Für letztere ist das ganze Lazarett in Traben Trarbach frei gemacht
und nach hier verlegt worden. Mir selbst schien heute morgen blutgefärbter
Auswurf kurz vor Beginn des Umzugs eine recht angenehme Überraschung
zu bringen. Doch kam nichts nach und so machte ich vor Tisch mit Helene
die letzten Abschiedsbesuche, schlief feste nachmittags und lege mir weiterhin
Stubenarrest auf, während Helene mit Frl. Ida nach Commen zum Besuch
von Hermanns und zum Hamstern aus ist. Die Kinder sind mit Maria spazieren,
nachdem sie am kleinen Automat ihre Sonntagsziehung gemacht haben. Frau
Kreisarzt Dr. Knoll unterhielt mich eine Zeitlang sehr liebenswürdig.
Jetzt sitze ich im stillen Hause ganz einsam, was schon lange nicht mehr
der Fall war. In dieser Woche sollen die Kinder zum Großvater nach
Hersel. Hoffentlich ist dort keine Grippe. Zum Garten bin ich nun heute
nicht gekommen. Seit langem zum ersten mal.

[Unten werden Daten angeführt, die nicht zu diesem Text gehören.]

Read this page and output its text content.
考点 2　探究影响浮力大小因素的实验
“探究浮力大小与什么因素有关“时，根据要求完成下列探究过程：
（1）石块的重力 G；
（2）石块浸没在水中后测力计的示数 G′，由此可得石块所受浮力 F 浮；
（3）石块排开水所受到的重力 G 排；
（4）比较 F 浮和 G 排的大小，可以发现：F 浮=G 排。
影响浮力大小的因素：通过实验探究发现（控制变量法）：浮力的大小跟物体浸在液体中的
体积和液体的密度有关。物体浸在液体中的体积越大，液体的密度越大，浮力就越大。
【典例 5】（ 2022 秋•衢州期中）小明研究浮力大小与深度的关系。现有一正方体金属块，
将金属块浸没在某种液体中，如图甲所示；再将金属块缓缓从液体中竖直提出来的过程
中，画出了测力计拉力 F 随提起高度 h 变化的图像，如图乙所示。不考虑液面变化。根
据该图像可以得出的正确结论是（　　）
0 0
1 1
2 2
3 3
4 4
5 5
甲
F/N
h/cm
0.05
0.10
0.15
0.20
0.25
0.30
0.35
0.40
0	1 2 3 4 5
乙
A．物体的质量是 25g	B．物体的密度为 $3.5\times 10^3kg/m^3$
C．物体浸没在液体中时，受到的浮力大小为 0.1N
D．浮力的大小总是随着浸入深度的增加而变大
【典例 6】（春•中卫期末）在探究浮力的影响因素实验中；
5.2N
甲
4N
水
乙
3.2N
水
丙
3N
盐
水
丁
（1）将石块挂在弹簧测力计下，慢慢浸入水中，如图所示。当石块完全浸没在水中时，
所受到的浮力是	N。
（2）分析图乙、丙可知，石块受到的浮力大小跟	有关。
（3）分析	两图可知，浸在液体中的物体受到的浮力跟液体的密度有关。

7. Oktober 1918. Da haben wir den Krach!! Parlamentarische Reichsregierung
und sofort demütiges Friedensangebot an Herrn Wilson. Am Ende ein
vorher abgekartetes Spiel? Amerika am Ende bereit, auch gegen England und
Frankreich Frieden zu machen? Schier unglaublich! Elsaß-Lothringen:
Bundesstaat, am Ende gar eigener Randstaat? Und dabei jetzt gerade beginnender
starker Widerstand an der Westfront. Japan vielleicht bereits im Spiele?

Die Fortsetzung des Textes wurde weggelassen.